Re: [PATCH 1/2] sched/fair: expose cpu.max.runtime to set bandwidth runtime directly

From: Benjamin Segall

Date: Tue May 26 2026 - 16:54:24 EST

Fernand Sieber <sieberf@xxxxxxxxxx> writes:

> Add a cpu.max.runtime cgroup v2 interface that allows userspace to set
> the CFS bandwidth controller's runtime directly. This enables CPU credit
> injection: an orchestrator writes a runtime budget which the cgroup
> consumes naturally through the existing bandwidth enforcement mechanism.
>
> The write sets cfs_b->runtime directly. Each period, the task consumes
> runtime and the refill restores only quota (capped at quota + burst), so
> the injected credits drain until runtime falls below the cap, after which
> the cgroup returns to its steady-state quota allocation.
>
> Writes are rejected if the value exceeds quota + burst (the per-period
> runtime cap) or exceeds the maximum bandwidth limit.
>
> Also relax the burst validation: remove the burst <= quota constraint,
> requiring only that burst + quota does not overflow. This allows
> configuring burst > quota so that the runtime cap (quota + burst) can
> reach up to one full period, enabling 100% utilization while credits last.
>
> The interface uses microseconds, consistent with cpu.max quota/period.

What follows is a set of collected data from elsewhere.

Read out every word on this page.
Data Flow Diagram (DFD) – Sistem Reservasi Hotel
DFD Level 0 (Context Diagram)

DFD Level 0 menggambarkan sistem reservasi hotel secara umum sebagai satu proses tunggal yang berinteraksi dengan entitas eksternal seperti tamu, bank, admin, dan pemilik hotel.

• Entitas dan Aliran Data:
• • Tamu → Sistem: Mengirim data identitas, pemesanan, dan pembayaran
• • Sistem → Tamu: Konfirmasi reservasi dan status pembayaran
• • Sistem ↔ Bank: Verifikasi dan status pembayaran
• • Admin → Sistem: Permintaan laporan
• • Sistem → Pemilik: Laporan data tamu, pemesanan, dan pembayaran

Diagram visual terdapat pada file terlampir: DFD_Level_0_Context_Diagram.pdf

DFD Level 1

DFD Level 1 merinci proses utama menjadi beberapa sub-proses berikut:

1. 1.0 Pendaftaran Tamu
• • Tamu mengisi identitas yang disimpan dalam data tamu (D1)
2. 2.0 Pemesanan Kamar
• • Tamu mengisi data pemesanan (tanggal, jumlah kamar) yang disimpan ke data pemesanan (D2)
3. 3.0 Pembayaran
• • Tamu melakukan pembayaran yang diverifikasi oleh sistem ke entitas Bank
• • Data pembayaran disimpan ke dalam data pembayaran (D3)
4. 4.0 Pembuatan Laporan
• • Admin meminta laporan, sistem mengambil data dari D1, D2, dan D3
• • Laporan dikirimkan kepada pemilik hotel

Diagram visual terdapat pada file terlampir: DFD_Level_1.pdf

I don't necessarily object to supporting this design of userspace
program/bpf for dynamic quota decisions that gets to make use of the
inline cfs bandwidth touch points for the performance sensitive runtime
consumption bits, given how minimal it is.

However the existing APIs give something very close to this - any write
to max/max.burst will also add the new quota to the runtime, and reading
max.runtime (beyond using it to construct a += on runtime) can be done
with cpuacct. Is the overhead of tg_set_cfs_bandwidth (which admittedly isn't
really designed to be fast) too much, or is setting max.runtime rather
than adding to it important, or something else?

>
> Signed-off-by: Fernand Sieber <sieberf@xxxxxxxxxx>
> ---
> kernel/sched/core.c | 44 +++++++++++++++-
> tools/testing/selftests/cgroup/test_cpu.c | 62 +++++++++++++++++++++++
> 2 files changed, 104 insertions(+), 2 deletions(-)
>
> diff --git a/kernel/sched/core.c b/kernel/sched/core.c
> index b8871449d..d92e5840b 100644
> --- a/kernel/sched/core.c
> +++ b/kernel/sched/core.c
> @@ -10085,8 +10085,7 @@ static int tg_set_bandwidth(struct task_group *tg,
> if (quota_us != RUNTIME_INF && quota_us > max_bw_runtime_us)
> return -EINVAL;
>
> - if (quota_us != RUNTIME_INF && (burst_us > quota_us ||
> - burst_us + quota_us > max_bw_runtime_us))
> + if (quota_us != RUNTIME_INF && (burst_us + quota_us > max_bw_runtime_us))
> return -EINVAL;

I'm fine with this in general, but we should keep a check for burst_us >
max_bw_runtime_us as well, to avoid burst_us + quota_us being able to
overflow and avoid the second check.

>
> #ifdef CONFIG_CFS_BANDWIDTH
> @@ -10147,6 +10146,41 @@ static int cpu_burst_write_u64(struct cgroup_subsys_state *css,
> tg_bandwidth(tg, &period_us, &quota_us, NULL);
> return tg_set_bandwidth(tg, period_us, quota_us, burst_us);
> }
> +
> +static int cpu_runtime_write_u64(struct cgroup_subsys_state *css,
> + struct cftype *cftype, u64 runtime_us)
> +{
> + struct task_group *tg = css_tg(css);
> + struct cfs_bandwidth *cfs_b = &tg->cfs_bandwidth;
> +
> + if (runtime_us > max_bw_runtime_us)
> + return -EINVAL;
> +
> + raw_spin_lock_irq(&cfs_b->lock);
> + if (cfs_b->quota != RUNTIME_INF &&
> + (u64)runtime_us * NSEC_PER_USEC > cfs_b->quota + cfs_b->burst) {
> + raw_spin_unlock_irq(&cfs_b->lock);
> + return -EINVAL;
> + }
> + cfs_b->runtime = (u64)runtime_us * NSEC_PER_USEC;
> + raw_spin_unlock_irq(&cfs_b->lock);
> +
> + return 0;
> +}

The details of this feel very odd on two fronts:

First, while setting runtime rather than adding to it gives more power
to the controlling userspace, it also forces it to be racy if it wants
to add runtime. But the original design of cfs bandwidth didn't have
burst anyways, and it's not a disaster if it does race, even if the
orchestrator thread manages to get preempted or such. So I don't exactly
object to this design, but I do want to check in on the idea.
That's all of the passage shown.